- 2024年1月31日
- [国際事務局発表ニュース]
- 国・地域:イタリア
- トピック:難民と移民
イタリア議会では、アルバニアの海域でイタリア船に救助された人びとを拘束し、第3国へ移送する協定の批准をめぐる議論が1月22日に始まったが、議員はこの協定を認めてはならない。
国境管理と難民審査を第三国に移管する動きが国際的に広がる中、イタリアがアルバニアに移民の収容施設を建設する計画は、移民や難民にとって人権への脅威であり、一層の苦難を背負わせることになりかねない。協定は国際法とEU法を回避しようとするもので、恥ずべき対応と言える。
非現実的で有害かつ違法なこの協定が実施されれば、何日もの船での移動で疲弊した移民・難民が、さらに長い期間、拘束されるおそれがある。
アムネスティは、イタリア・アルバニア間の協定が移民・難民の人権に悪影響を及ぼすことを懸念している。
地中海中央部から数百キロ離れたアルバニアとの協定は、救助した人びとをできるだけ速やかに下船させるという義務に明らかに違反する。また、広範囲に捜索、救助する体制が弱体化し、救助を必要とする人びとの安全を脅かすおそれがある。
アルバニアとの協定では、イタリアがアルバニアの収容施設の司法管轄権を持つと定められ、英国のルワンダ移民法案(非正規に英国に到着した庇護希望者をルワンダに移送することを政府に許可する法案)など、他の欧州諸国が行おうとしている他国への委託とは異なる。
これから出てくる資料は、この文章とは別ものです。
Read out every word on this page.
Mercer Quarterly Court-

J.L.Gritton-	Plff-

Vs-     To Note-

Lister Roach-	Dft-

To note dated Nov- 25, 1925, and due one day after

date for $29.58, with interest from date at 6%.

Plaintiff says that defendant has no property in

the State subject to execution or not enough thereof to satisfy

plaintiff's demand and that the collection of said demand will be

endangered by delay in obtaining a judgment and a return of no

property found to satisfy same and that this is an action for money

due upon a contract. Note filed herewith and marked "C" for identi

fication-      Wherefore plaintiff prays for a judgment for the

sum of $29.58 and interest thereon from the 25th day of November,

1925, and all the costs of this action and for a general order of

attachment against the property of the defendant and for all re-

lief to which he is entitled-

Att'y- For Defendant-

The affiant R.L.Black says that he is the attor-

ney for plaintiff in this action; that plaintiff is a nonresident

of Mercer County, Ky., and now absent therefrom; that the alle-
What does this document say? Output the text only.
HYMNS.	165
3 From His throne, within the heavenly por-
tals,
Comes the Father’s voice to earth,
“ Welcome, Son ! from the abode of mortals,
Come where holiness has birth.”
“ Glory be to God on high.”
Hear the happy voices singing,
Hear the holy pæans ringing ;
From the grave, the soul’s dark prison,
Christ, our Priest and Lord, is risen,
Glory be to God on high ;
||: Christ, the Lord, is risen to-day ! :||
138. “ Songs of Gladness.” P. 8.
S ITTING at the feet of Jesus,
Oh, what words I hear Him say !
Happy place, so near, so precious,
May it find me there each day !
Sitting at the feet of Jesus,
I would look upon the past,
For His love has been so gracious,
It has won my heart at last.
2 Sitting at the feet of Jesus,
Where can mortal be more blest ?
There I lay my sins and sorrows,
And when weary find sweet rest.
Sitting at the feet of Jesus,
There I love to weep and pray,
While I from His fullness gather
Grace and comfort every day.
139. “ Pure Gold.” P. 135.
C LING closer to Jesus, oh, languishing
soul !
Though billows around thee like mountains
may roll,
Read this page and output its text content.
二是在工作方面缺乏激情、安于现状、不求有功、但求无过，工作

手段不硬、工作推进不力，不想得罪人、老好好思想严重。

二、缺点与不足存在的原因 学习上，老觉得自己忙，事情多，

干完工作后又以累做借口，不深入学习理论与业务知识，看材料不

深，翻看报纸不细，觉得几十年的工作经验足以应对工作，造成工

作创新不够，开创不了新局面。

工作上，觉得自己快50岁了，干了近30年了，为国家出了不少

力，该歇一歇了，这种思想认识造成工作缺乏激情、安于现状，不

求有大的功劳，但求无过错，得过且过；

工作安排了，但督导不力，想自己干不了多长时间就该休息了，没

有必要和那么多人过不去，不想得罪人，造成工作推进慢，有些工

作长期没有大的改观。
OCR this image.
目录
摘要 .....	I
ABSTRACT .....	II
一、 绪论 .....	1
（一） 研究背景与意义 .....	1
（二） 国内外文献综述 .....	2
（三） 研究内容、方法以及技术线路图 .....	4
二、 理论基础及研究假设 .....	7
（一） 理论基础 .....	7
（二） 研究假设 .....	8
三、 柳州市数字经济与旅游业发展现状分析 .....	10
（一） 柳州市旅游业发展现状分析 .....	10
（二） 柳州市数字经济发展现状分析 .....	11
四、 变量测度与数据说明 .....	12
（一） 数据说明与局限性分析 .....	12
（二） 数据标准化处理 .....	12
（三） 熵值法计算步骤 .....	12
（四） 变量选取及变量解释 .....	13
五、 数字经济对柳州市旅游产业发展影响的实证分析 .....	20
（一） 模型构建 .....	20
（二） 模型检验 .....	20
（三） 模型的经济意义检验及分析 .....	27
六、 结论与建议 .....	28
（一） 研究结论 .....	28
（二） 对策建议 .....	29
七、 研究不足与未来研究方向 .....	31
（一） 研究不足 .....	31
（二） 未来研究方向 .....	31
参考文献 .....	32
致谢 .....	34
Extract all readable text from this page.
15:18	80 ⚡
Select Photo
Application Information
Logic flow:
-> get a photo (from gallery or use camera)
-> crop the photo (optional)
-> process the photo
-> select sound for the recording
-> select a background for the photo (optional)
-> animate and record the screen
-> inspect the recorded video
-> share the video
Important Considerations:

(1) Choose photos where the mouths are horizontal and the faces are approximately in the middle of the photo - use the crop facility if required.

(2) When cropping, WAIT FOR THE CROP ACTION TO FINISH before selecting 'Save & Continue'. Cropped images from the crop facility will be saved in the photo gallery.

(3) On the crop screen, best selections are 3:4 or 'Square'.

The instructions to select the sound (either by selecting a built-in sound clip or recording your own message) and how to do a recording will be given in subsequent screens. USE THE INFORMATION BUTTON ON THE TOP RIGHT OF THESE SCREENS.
また、イタリアの司法管轄権が適用されることでイタリアとEUの法律に従った手続きが約束され、難民の権利が遵守されるかのようにみえるが、現実には、難民の権利が保証されるかどうかは危うい。
庇護希望者を含め、アルバニアの収容施設に送られる人びとは、例外なく拘束される。有無を言わさない拘束はそもそも恣意的であり、従って違法だ。イタリアの法律の改正と相まって、この協定により庇護希望者が1年半以上も拘束されるおそれがある。その上、拘束の合法性をイタリアで争う場合にアルバニアから法的支援や法定代理人を利用するのが必然的に非常に難しくなり、恣意的な拘束の危険性が高まる。
またこの協定では、子ども、妊婦、人身売買など特に保護を必要とする人びとをどのように特定し保護するか明確になっておらず、保護制度が弱体化するおそれがある。
子ども、妊婦、人身売買や拷問の被害者は、長期の不必要な船での移動を強いられ、審査手続きの問題で、さらに苦難にさらされるかもしれない。アルバニアに移されれば、恣意的に拘束され、難民申請や人権侵害の救済を求める上で厚い壁にぶつかる。
イタリアの議員はこの協定を批准するのではなく、自国での受け入れや安全な入国ルートの確保など、国際的な保護を求める人たちへの支援策を打ち出すべきだ。
背景情報
2023年11月6日、イタリア政府はアルバニアと、イタリア船により救助や拘束された人びとを収容する施設をアルバニア領内に建設する協定に署名した。難民申請手続きの域外処理と強制送還される人びとの域外収容が目的で、庇護希望者の欧州への渡航を抑止する狙いがある。
アルバニアでは、手続きの合法性を憲法裁判所が見直す必要があるとして、協定の批准は一時、保留されている。